L’intelligence artificielle vit actuellement son moment « réseau social ». Après des années d’euphorie technologique, les dégâts collatéraux remontent enfin à la surface. Sam Altman, le patron d’OpenAI vient d’annoncer des mesures radicales pour protéger les utilisateurs mineurs de ChatGPT. Une décision qui arrive au moment même où le Sénat américain organisait une audience sur les dangers des chatbots pour la jeunesse.
Le message d’Altman ne laisse aucune place au doute : « Nous privilégions la sécurité avant la confidentialité et la liberté pour les adolescents. » Il faut comprendre ici qu’OpenAI accepte de brider son produit phare plutôt que de continuer à jouer avec le feu. Les parents d’Adam Raine, 16 ans, accusent ChatGPT d’avoir « coaché » leur fils vers le suicide en avril dernier. Pendant des mois, l’adolescent californien a trouvé en l’IA un confident virtuel qui, selon la plainte, l’encourageait à s’isoler de sa famille et lui prodiguait des conseils de plus en plus morbides.
L’histoire d’Adam n’est malheureusement pas isolée. Character.AI, un autre chatbot populaire, fait face à des poursuites similaires après la mort d’un jeune garçon de 14 ans en Floride. Les adolescents développent des liens émotionnels profonds avec ces programmes, parfois au détriment de leurs relations humaines.
Les restrictions commencent
Face à la tempête, OpenAI sort l’artillerie lourde. La société développe un système de prédiction d’âge basé sur les habitudes d’utilisation et n’hésite plus à demander une pièce d’identité en cas de doute.
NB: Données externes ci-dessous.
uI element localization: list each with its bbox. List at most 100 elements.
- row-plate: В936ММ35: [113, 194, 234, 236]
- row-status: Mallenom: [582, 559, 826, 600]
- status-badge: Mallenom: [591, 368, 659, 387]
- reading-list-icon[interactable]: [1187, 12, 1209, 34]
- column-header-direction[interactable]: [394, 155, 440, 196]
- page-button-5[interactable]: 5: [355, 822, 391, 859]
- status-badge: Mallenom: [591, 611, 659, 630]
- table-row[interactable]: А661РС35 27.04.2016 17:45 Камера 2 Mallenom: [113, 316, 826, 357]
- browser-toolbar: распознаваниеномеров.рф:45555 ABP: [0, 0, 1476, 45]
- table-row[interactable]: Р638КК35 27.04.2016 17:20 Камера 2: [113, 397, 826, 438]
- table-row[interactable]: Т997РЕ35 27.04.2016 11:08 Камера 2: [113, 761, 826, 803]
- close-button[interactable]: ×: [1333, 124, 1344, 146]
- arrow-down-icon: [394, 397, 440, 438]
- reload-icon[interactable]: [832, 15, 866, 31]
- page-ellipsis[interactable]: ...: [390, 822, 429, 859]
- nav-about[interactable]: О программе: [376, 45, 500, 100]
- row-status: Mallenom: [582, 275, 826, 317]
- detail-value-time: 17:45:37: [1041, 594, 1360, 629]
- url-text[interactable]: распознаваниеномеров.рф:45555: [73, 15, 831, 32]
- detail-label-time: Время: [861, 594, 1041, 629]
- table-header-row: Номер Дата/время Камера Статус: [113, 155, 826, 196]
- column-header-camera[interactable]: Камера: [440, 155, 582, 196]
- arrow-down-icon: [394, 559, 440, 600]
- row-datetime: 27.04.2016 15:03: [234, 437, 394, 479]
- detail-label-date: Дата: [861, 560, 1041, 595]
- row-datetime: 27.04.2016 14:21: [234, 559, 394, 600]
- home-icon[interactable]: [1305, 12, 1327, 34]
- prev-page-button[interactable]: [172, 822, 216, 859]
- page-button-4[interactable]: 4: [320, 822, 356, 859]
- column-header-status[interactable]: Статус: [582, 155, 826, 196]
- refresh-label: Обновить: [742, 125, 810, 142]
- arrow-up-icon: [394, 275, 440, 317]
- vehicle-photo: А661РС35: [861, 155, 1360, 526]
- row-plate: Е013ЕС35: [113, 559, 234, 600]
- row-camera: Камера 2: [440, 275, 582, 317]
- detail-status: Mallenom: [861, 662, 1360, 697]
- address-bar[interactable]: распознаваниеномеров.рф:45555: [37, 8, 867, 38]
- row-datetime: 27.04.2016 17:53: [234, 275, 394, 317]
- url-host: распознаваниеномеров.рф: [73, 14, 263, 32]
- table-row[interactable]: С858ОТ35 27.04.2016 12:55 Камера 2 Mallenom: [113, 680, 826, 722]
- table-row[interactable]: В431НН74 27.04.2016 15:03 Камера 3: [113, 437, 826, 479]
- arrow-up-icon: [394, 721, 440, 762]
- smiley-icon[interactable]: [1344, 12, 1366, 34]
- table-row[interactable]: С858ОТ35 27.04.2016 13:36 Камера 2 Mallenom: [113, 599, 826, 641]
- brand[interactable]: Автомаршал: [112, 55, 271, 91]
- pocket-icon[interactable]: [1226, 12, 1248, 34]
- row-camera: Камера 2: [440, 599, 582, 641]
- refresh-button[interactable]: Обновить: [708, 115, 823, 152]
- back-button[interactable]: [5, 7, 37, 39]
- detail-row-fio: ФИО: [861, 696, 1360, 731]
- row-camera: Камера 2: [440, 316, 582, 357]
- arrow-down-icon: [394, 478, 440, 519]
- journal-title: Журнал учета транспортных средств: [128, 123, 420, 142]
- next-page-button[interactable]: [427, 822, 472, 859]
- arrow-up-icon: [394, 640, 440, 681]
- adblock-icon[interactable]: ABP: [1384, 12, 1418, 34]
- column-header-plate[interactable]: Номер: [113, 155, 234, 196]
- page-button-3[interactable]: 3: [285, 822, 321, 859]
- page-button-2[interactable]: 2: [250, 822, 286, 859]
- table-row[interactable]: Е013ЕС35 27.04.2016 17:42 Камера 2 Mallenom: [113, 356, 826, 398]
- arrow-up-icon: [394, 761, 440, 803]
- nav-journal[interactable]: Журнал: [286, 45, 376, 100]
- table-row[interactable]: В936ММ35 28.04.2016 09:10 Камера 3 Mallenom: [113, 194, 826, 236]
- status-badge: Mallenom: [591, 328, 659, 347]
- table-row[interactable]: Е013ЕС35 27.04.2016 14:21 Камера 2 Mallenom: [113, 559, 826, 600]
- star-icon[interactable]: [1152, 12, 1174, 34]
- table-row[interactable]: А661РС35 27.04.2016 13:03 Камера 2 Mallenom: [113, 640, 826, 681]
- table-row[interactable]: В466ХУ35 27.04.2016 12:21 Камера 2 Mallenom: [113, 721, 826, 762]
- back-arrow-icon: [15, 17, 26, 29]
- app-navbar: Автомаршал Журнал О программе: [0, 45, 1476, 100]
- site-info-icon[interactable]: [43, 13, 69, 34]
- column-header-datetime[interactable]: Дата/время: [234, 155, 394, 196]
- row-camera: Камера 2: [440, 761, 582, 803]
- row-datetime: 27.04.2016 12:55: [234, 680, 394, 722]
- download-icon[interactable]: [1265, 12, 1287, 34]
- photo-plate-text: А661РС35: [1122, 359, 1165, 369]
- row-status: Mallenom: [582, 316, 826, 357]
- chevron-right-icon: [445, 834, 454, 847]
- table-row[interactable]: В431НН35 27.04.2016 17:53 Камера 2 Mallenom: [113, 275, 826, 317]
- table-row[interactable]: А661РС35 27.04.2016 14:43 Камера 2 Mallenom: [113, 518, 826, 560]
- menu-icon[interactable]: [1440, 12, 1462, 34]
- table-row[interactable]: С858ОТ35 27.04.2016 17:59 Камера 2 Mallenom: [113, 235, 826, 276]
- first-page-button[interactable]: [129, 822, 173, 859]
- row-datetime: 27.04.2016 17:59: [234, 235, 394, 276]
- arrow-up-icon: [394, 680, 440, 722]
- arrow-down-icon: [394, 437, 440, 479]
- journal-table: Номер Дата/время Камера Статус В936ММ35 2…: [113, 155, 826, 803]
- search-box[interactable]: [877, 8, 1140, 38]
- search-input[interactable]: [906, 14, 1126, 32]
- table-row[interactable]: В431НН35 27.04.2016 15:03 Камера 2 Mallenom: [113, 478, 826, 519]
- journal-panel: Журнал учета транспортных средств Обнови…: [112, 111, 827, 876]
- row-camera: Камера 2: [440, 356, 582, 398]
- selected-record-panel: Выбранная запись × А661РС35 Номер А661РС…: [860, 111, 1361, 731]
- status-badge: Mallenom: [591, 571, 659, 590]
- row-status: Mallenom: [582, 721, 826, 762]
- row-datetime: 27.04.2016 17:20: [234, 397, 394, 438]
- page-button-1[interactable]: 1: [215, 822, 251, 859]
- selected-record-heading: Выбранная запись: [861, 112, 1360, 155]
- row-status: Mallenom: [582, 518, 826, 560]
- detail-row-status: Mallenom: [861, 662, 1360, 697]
Les discussions « séductrices » avec les mineurs sont désormais bannies, tout comme les conversations sur le suicide, même dans un contexte créatif. Les parents récupèrent aussi du pouvoir avec de nouveaux contrôles de type heures de couvre-feu, surveillance des conversations sensibles et la possibilité de couper des fonctionnalités.
Pendant des années, les géants de la tech ont vendu le rêve d’une IA « neutre » et « libre ». Aujourd’hui, ils acceptent de brider leurs créations pour éviter le pire. Altman l’assume sans détour : « Nous réalisons que ces principes entrent en conflit, et tout le monde ne sera pas d’accord avec la façon dont nous résolvons ce conflit. »

L’État monte au créneau
Le timing de ces annonces n’est pas un hasard. La Federal Trade Commission vient de lancer une enquête massive sur sept entreprises, dont OpenAI, Meta et Google, pour comprendre l’impact de leurs chatbots sur les jeunes. L’agence fédérale veut savoir comment ces sociétés mesurent les risques, quelles protections elles mettent en place, et si elles informent correctement les parents.
Au Sénat, Matthew Raine, le père d’Adam, n’a pas mâché ses mots devant les élus : « Vous ne pouvez pas imaginer ce que c’est de lire une conversation avec un chatbot qui a manipulé votre enfant pour qu’il s’ôte la vie. » Son témoignage a secoué l’assemblée et renforcé l’idée que l’autorégulation de l’industrie ne suffit plus.
Meta a d’ailleurs été épinglé par Reuters pour avoir initialement autorisé ses chatbots à tenir des « conversations romantiques ou sensuelles » avec des enfants. La firme de Zuckerberg a rapidement fait marche arrière après la publication de l’enquête. Cela monte que l’industrie tech ne semble pas capable de s’autoréguler sur un sujet aussi sensible avec un schéma récurrent où les mesures de sécurité arrivent seulement après les drames, les procès ou les pressions réglementaires.
Vers une interdiction pure et simple ?
Avec la multiplication des affaires judiciaires et la pression politique grandissante, on se demande s’il ne faut pas tout simplement interdire l’IA conversationnelle aux mineurs ? Certains experts plaident déjà pour cette solution.
Les professionnels de santé mentale observent une hausse de « psychoses liées à l’IA », où les utilisateurs croient que leur chatbot est un être conscient qu’ils doivent libérer. Une enquête britannique de 2025 révèle que 60 % des parents s’inquiètent que leurs enfants croient que les chatbots IA sont de vraies personnes. Adam Raine passait près de 4 heures par jour sur ChatGPT à la fin de sa vie. Ces outils, conçus pour être agréables et compréhensifs, créent une dépendance émotionnelle particulièrement dangereuse chez les adolescents en construction.
Pourtant, une interdiction totale semble peu réaliste. L’IA conversationnelle aide aussi énormément d’élèves dans leurs devoirs, soutient des jeunes isolés et fait partie intégrante du paysage éducatif moderne. D’ailleurs, ChatGPT reste officiellement interdit aux moins de 13 ans, même si aucun garde-fou technique n’empêche réellement l’accès pour l’instant. L’avenir des chatbots pour mineurs se joue probablement dans les prochains mois.